The judgment in PB v RB and London Borough of Haringey [2016] EWCOP 12 (26th February 2016) contains an elegant analysis of the best interests test under s.4 of the Mental Capacity Act 2005 (MCA 2005).
The case concerned an elderly woman (P) who suffered from dementia. In January 2013, the Court of Protection determined that she lacked capacity to decide where to live, and that it was in her best interests to live alone at her home address. However, towards the end of 2014, P was admitted to hospital and moved to a care home. Proceedings were commenced for a second time. There was no dispute that she lacked capacity. The primary issue was whether it was now in her best interests to remain where she was or to return home.
District Judge Eldergill considered the factors in ss. 4(3), 4(4), 4(6) and 4(7) MCA 2005, before addressing other circumstances such as P’s needs, the conduct of her son, her prognosis, and autonomy. Having balanced those factors, the Judge found that it was in P’s best interests to remain at the care home. In the absence of a clear and consistent wish to go home, and given his finding that she would be sad to leave the care home and would be less happy at home, the ‘factor of magnetic importance’ was P’s happiness.
Comment
This is a further example of the Court of Protection applying the ‘magnetic importance’ doctrine, when making decisions about best interests.
The concept was first developed by Thorpe LJ in White v White [1999] Fam 304 and Crossley v Crossley [2007] EWCA Civ 1491, and has subsequently been endorsed by the Court of Protection in cases such as ITW v Z (2009) EWHC 2525 (Fam) and KGS v JDS [2012] EWHC 302. It acknowledges that, although there is no formal ranking or hierarchy between the various factors in s.4 MCA 2005, there may be cases where one or more factors are of ‘magnetic’ importance in influencing or even determining the Court’s decision’
The case demonstrates the flexibility of this doctrine. In 2013, the ‘magnetic’ factor was the need for P to live at home. In 2016, it was the need to secure her happiness.

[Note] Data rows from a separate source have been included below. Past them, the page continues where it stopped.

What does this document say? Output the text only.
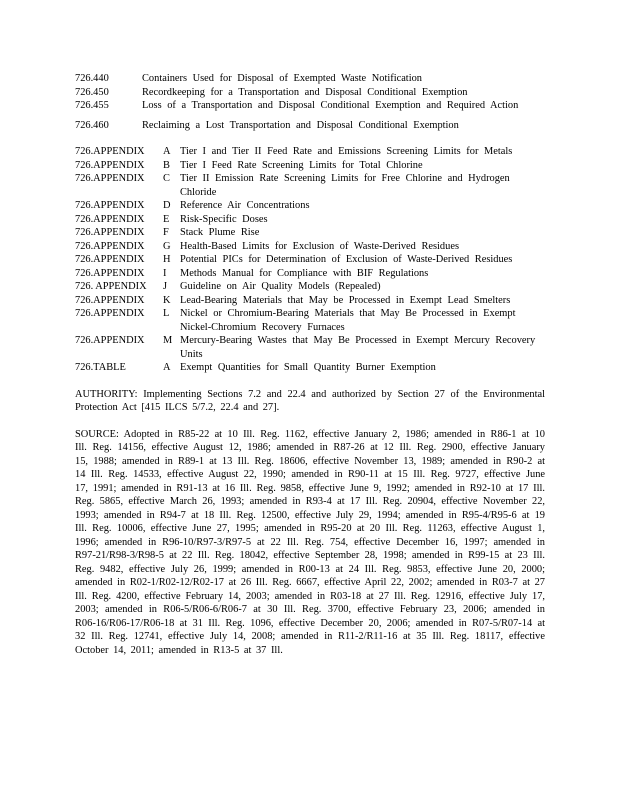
726.440	Containers Used for Disposal of Exempted Waste Notification
726.450	Recordkeeping for a Transportation and Disposal Conditional Exemption
726.455	Loss of a Transportation and Disposal Conditional Exemption and Required Action
726.460	Reclaiming a Lost Transportation and Disposal Conditional Exemption
726.APPENDIX	A Tier I and Tier II Feed Rate and Emissions Screening Limits for Metals
726.APPENDIX	B Tier I Feed Rate Screening Limits for Total Chlorine
726.APPENDIX	C Tier II Emission Rate Screening Limits for Free Chlorine and Hydrogen Chloride
726.APPENDIX	D Reference Air Concentrations
726.APPENDIX	E	Risk-Specific Doses
726.APPENDIX	F	Stack Plume Rise
726.APPENDIX	G Health-Based Limits for Exclusion of Waste-Derived Residues
726.APPENDIX	H Potential PICs for Determination of Exclusion of Waste-Derived Residues
726.APPENDIX	I	Methods Manual for Compliance with BIF Regulations
726. APPENDIX	J	Guideline on Air Quality Models (Repealed)
726.APPENDIX	K Lead-Bearing Materials that May be Processed in Exempt Lead Smelters
726.APPENDIX	L	Nickel or Chromium-Bearing Materials that May Be Processed in Exempt Nickel-Chromium Recovery Furnaces
726.APPENDIX	M Mercury-Bearing Wastes that May Be Processed in Exempt Mercury Recovery Units
726.TABLE	A Exempt Quantities for Small Quantity Burner Exemption

AUTHORITY: Implementing Sections 7.2 and 22.4 and authorized by Section 27 of the Environmental Protection Act [415 ILCS 5/7.2, 22.4 and 27].

SOURCE: Adopted in R85-22 at 10 Ill. Reg. 1162, effective January 2, 1986; amended in R86-1 at 10 Ill. Reg. 14156, effective August 12, 1986; amended in R87-26 at 12 Ill. Reg. 2900, effective January 15, 1988; amended in R89-1 at 13 Ill. Reg. 18606, effective November 13, 1989; amended in R90-2 at 14 Ill. Reg. 14533, effective August 22, 1990; amended in R90-11 at 15 Ill. Reg. 9727, effective June 17, 1991; amended in R91-13 at 16 Ill. Reg. 9858, effective June 9, 1992; amended in R92-10 at 17 Ill. Reg. 5865, effective March 26, 1993; amended in R93-4 at 17 Ill. Reg. 20904, effective November 22, 1993; amended in R94-7 at 18 Ill. Reg. 12500, effective July 29, 1994; amended in R95-4/R95-6 at 19 Ill. Reg. 10006, effective June 27, 1995; amended in R95-20 at 20 Ill. Reg. 11263, effective August 1, 1996; amended in R96-10/R97-3/R97-5 at 22 Ill. Reg. 754, effective December 16, 1997; amended in R97-21/R98-3/R98-5 at 22 Ill. Reg. 18042, effective September 28, 1998; amended in R99-15 at 23 Ill. Reg. 9482, effective July 26, 1999; amended in R00-13 at 24 Ill. Reg. 9853, effective June 20, 2000; amended in R02-1/R02-12/R02-17 at 26 Ill. Reg. 6667, effective April 22, 2002; amended in R03-7 at 27 Ill. Reg. 4200, effective February 14, 2003; amended in R03-18 at 27 Ill. Reg. 12916, effective July 17, 2003; amended in R06-5/R06-6/R06-7 at 30 Ill. Reg. 3700, effective February 23, 2006; amended in R06-16/R06-17/R06-18 at 31 Ill. Reg. 1096, effective December 20, 2006; amended in R07-5/R07-14 at 32 Ill. Reg. 12741, effective July 14, 2008; amended in R11-2/R11-16 at 35 Ill. Reg. 18117, effective October 14, 2011; amended in R13-5 at 37 Ill.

More generally, however, the decision illustrates the evaluative nature of the assessment under s.4 MCA 2005. The Court must first identify and consider a range of factors, including inherently ‘fuzzy’ principles such as harm, happiness, dignity, autonomy and privacy. Having done so, the Court must then go on and conduct a difficult balancing exercise. Unlike the forensic approach to fact-finding, the Court is not concerned with evidential cogency or where the truth lies. Instead, the Court must weigh up these factors, which often conflict and collide, and do its best to decide what is best. As acknowledged by Lewison J in Re P [2009] EWHC 163 (Ch), this ultimately involves a ‘value judgment’.